Artist, Poet and Activist 

Chilean-born artist, poet, and activist Cecilia Vicuña has been ahead of her time. Since starting to write and make art in the mid 1960s, she has focused on environmental and social justice, making her an ecofeminist avant la lettre.

For most of a career spanning 50-plus years, Vicuña’s ongoing project, to link sensuality and environmentalism to women’s and human rights—to, in her words, awaken the world to the “feminine” life force of the earth—encompasses writing, art, and street protests.

Her wide-ranging visual language includes performance, installation, and sculpture as well as painting, to which she has returned in the past decade. She’s also a celebrated writer who has published more than two dozen volumes of poetry.

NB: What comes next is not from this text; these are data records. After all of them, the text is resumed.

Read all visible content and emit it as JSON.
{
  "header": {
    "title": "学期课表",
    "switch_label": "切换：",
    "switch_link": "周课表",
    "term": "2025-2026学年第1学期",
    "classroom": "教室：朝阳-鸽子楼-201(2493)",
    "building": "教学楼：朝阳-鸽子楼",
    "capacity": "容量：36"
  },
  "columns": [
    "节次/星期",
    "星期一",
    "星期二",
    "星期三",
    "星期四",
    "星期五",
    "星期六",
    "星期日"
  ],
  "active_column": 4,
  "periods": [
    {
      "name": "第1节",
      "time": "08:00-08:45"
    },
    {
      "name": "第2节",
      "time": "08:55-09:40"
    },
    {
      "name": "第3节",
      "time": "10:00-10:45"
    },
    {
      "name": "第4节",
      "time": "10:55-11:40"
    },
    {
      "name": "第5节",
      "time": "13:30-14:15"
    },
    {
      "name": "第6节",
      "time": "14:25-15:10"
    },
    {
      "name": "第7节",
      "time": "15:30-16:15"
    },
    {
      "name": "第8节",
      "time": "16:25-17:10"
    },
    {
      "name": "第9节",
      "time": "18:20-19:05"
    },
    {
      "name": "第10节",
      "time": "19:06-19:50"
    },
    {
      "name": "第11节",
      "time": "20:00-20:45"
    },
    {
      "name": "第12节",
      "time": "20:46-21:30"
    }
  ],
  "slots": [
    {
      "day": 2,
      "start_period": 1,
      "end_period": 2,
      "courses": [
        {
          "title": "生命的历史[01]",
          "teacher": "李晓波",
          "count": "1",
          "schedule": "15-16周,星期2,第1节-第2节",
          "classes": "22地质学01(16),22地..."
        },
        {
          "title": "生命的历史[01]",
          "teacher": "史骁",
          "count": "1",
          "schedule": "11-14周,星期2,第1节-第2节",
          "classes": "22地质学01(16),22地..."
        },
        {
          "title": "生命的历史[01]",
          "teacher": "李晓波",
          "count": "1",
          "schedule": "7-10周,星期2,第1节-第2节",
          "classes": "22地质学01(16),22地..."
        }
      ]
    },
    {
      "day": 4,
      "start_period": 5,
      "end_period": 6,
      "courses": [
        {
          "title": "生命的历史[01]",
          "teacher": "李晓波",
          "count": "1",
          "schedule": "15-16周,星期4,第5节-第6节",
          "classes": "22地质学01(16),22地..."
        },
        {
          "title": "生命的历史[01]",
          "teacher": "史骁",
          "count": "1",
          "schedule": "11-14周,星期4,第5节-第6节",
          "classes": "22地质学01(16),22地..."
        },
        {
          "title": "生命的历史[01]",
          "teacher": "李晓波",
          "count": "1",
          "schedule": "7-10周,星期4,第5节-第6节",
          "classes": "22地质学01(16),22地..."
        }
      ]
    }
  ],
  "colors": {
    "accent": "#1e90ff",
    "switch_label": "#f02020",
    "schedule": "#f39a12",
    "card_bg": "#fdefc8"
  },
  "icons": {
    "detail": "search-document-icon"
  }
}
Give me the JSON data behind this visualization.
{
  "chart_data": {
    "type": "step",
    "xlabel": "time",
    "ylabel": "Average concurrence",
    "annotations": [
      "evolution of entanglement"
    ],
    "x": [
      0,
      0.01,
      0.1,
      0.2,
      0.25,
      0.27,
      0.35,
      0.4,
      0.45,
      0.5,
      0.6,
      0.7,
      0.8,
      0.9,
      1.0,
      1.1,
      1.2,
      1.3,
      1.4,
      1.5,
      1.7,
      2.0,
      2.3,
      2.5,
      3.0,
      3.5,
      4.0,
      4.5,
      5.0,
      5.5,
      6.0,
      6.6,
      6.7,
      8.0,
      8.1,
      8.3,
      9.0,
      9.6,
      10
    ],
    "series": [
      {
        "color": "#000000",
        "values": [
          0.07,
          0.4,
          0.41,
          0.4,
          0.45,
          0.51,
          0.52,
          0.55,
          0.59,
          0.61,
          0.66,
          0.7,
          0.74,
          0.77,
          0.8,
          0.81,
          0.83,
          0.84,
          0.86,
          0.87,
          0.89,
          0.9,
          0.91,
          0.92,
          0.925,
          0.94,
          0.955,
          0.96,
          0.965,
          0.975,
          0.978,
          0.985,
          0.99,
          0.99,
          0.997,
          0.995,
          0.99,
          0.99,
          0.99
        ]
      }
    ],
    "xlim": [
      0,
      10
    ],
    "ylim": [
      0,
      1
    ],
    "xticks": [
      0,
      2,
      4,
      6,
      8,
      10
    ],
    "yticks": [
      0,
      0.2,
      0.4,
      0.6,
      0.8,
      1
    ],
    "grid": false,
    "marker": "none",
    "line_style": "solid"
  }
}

For years Vicuña’s shows were poorly attended. “No one was interested in climate change then,” she told the Art Newspaper in 2019. But with global warming accelerating and income disparity soaring around the world, Vicuña’s work now seems prescient.

This past spring, along with German sculptor Katharina Fritsch, Vicuña received the Venice Biennale’s prestigious Golden Lion for Lifetime Achievement award, and a major survey of her work, “Cecilia Vicuña: Spin letter Triangulene,” opened at the Guggenheim Museum in New York in May. This fall, as the 2022 recipient of Tate Modern’s annual Hyundai Commission, she will take over the museum’s massive Turbine Hall.

From the beginning, performance has been a key medium for Vicuña, both as a vehicle for protest and as a collective experience. In 1979, while living in Bogotá, Vicuña staged El Vaso de Leche (“The Glass of Milk”). Assembling an audience in front of the 19th-century home of revolutionary hero Simón Bolívar, she used a red string tied around a glass of white paint to tip the glass over, calling attention to the deaths of nearly 2,000 children, poisoned because merchants were adding water and paint to milk to cut costs.

Vicuña’s quipus are also at times sites of participatory performances, as Living Quipu was at the Museum of Fine Arts, Boston, in 2019. In these activations of her sculptural installations, she wraps and covers viewers in wool and fabric, making their experiences and memories part of a present-time quipu.